DM Monitoring
UNITED NATIONS: Without naming India, Pakistan told the UN Security Council that “one State” appeared bent on destroying the long-running Intergovernmental Negotiations (IGN) process aimed at expanding the 15-member body, stressing: “This will prove counterproductive.”
“To serve its misplaced ambitions, one ‘State’ appears willing to destroy the IGN process, which was established by the consensus support of the entire UN membership,” Ambassador Munir Akram said, as he called for an improvement in the Security Council’s working method, the subject of Tuesday’s debate.
Since 2009, India, along with Brazil, Germany and Japan — known as G-4 — has been pushing for a permanent seat on the U.N.’s high table, a bid strongly opposed by the Italy/Pakistan-led Uniting for Consensus (UfC) group which opposes any additional permanent members.
Instead, UfC has proposed a new category of members — not permanent members — with longer duration in terms and a possibility to get re-elected.
The Security Council is currently composed of five permanent members — Britain, China, France, Russia and the United States — and 10 non-permanent members elected to two-year term.

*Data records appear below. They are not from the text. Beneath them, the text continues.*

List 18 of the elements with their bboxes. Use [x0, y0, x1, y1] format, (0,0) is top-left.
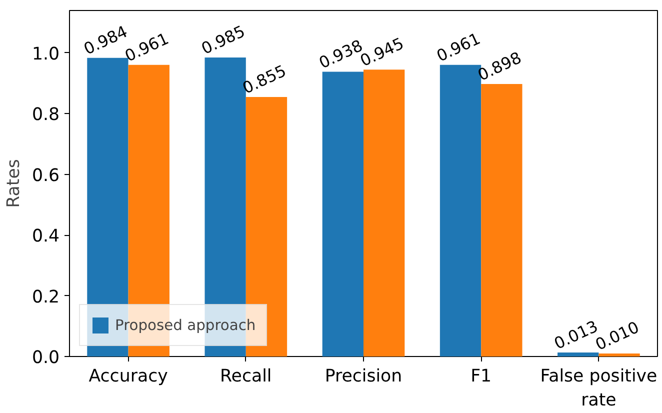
- y-tick-label: 0.0: [32, 348, 60, 368]
- x-tick-label: Accuracy: [88, 366, 168, 386]
- bar: [598, 353, 640, 356]
- bar: [558, 352, 599, 356]
- x-tick-label: False positive rate: [540, 366, 658, 410]
- y-tick-label: 0.4: [32, 226, 60, 247]
- bar: [364, 70, 405, 356]
- x-tick-label: Recall: [220, 366, 272, 386]
- bar: [481, 84, 522, 356]
- bar: [322, 72, 364, 356]
- y-axis-title: Rates: [4, 159, 24, 208]
- y-tick-label: 0.2: [32, 287, 60, 308]
- y-tick-label: 1.0: [32, 44, 60, 64]
- y-tick-label: 0.6: [32, 166, 60, 186]
- x-tick-label: Precision: [324, 366, 402, 386]
- x-tick-label: F1: [470, 366, 492, 386]
- y-tick-label: 0.8: [32, 105, 60, 126]
- legend-label: Proposed approach: [115, 316, 256, 334]
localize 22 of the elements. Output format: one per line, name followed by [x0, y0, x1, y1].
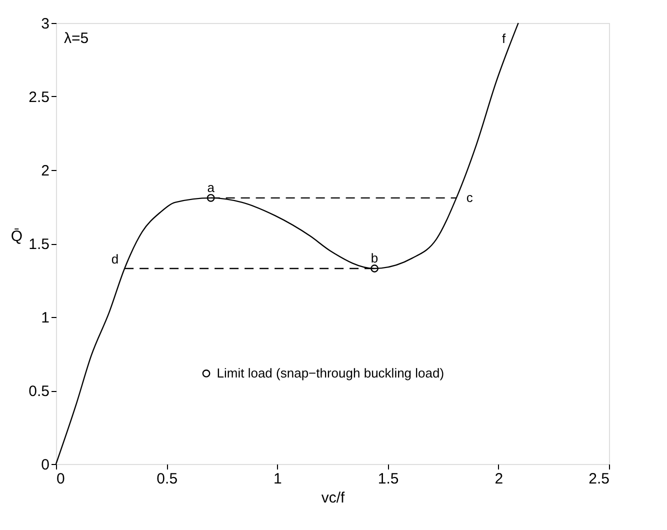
y-axis-title: Q̄	[10, 228, 22, 245]
y-tick-label: 3	[41, 16, 50, 32]
y-tick-label: 2.5	[28, 89, 50, 106]
x-axis-title: vc/f	[321, 490, 346, 506]
y-tick-label: 1	[41, 310, 50, 326]
legend-label: Limit load (snap−through buckling load)	[216, 365, 444, 380]
y-tick-label: 1.5	[28, 236, 50, 253]
x-tick-label: 0	[56, 470, 65, 488]
y-tick-label: 0.5	[28, 383, 50, 400]
x-tick-label: 1	[274, 470, 282, 488]
x-tick-label: 2	[494, 470, 504, 488]
x-tick-label: 0.5	[156, 470, 178, 488]
annotation: λ=5	[64, 30, 89, 47]
annotation: d	[111, 251, 119, 266]
y-tick-label: 2	[41, 162, 50, 180]
annotation: f	[502, 31, 506, 46]
annotation: c	[466, 190, 474, 205]
x-tick-label: 1.5	[378, 470, 399, 488]
annotation: b	[370, 250, 378, 266]
y-tick-label: 0	[41, 456, 50, 474]
annotation: a	[207, 180, 216, 195]
x-tick-label: 2.5	[588, 470, 610, 488]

In June, when the General Assembly rolled over the Security Council reform to the 78th session, India lashed out at the move, calling it a “wasted opportunity.” Indian Ambassador Ruchira Kamboj went on to warn that India was “looking beyond the IGN … as the only viable pathway to a future UN Security Council that would better reflect the world of today”.
At the same June meeting, Ambassador Akram, the Pakistani envoy, defended the IGN process.
Despite the divergent positions, he said, the process is the “best avenue” to accomplish a reformed Council.
“It is only through patient exchanges, mutual accommodation and compromise that we can broaden the areas of convergence and reduce the points of divergence and thus evolve a ‘model’ for the reform that can be accepted by the widest possible majority of member states,” Ambassador Akram said.
On Tuesday, in his speech on the Council’s working methods, Ambassador Akram called for openness and transparency, saying that interested non-member States should be invited to closed meetings and summary records of such meetings should be circulated to all Member States.
As well, he said, the Council should adopt guidelines to facilitate participation of non-Council members under Articles 37 and 39 of the UN Charter.
Moreover, the Council is obliged to provide timely reports on its work to the General Assembly to ensure that it acts on behalf of the entire UN membership, Ambassador Akram said, suggesting establishing a standing committee on the implementation of Council’s resolutions.
“Security Council resolutions do not have an expiry date. They must be implemented,” he emphasized.
Pointing to the dissatisfaction with sanctions regimes, he said that the Council, or failing this, the General Assembly, should commission an independent expert study to review the impact, effectiveness and relevance of those regimes.
The Council’s Counter-terrorism architecture is partial, unequal and inadequate, the Pakistani envoy said, calling for the implemntation of all four pillars of the “comprehensively and equitably.”
Since the Council appears unable to do so, he said, Pakistan has proposed that a Committee of the General Assembly be established to secure such comprehensive implementation of the GCTS ( Global Counter-Terrorism Strategy).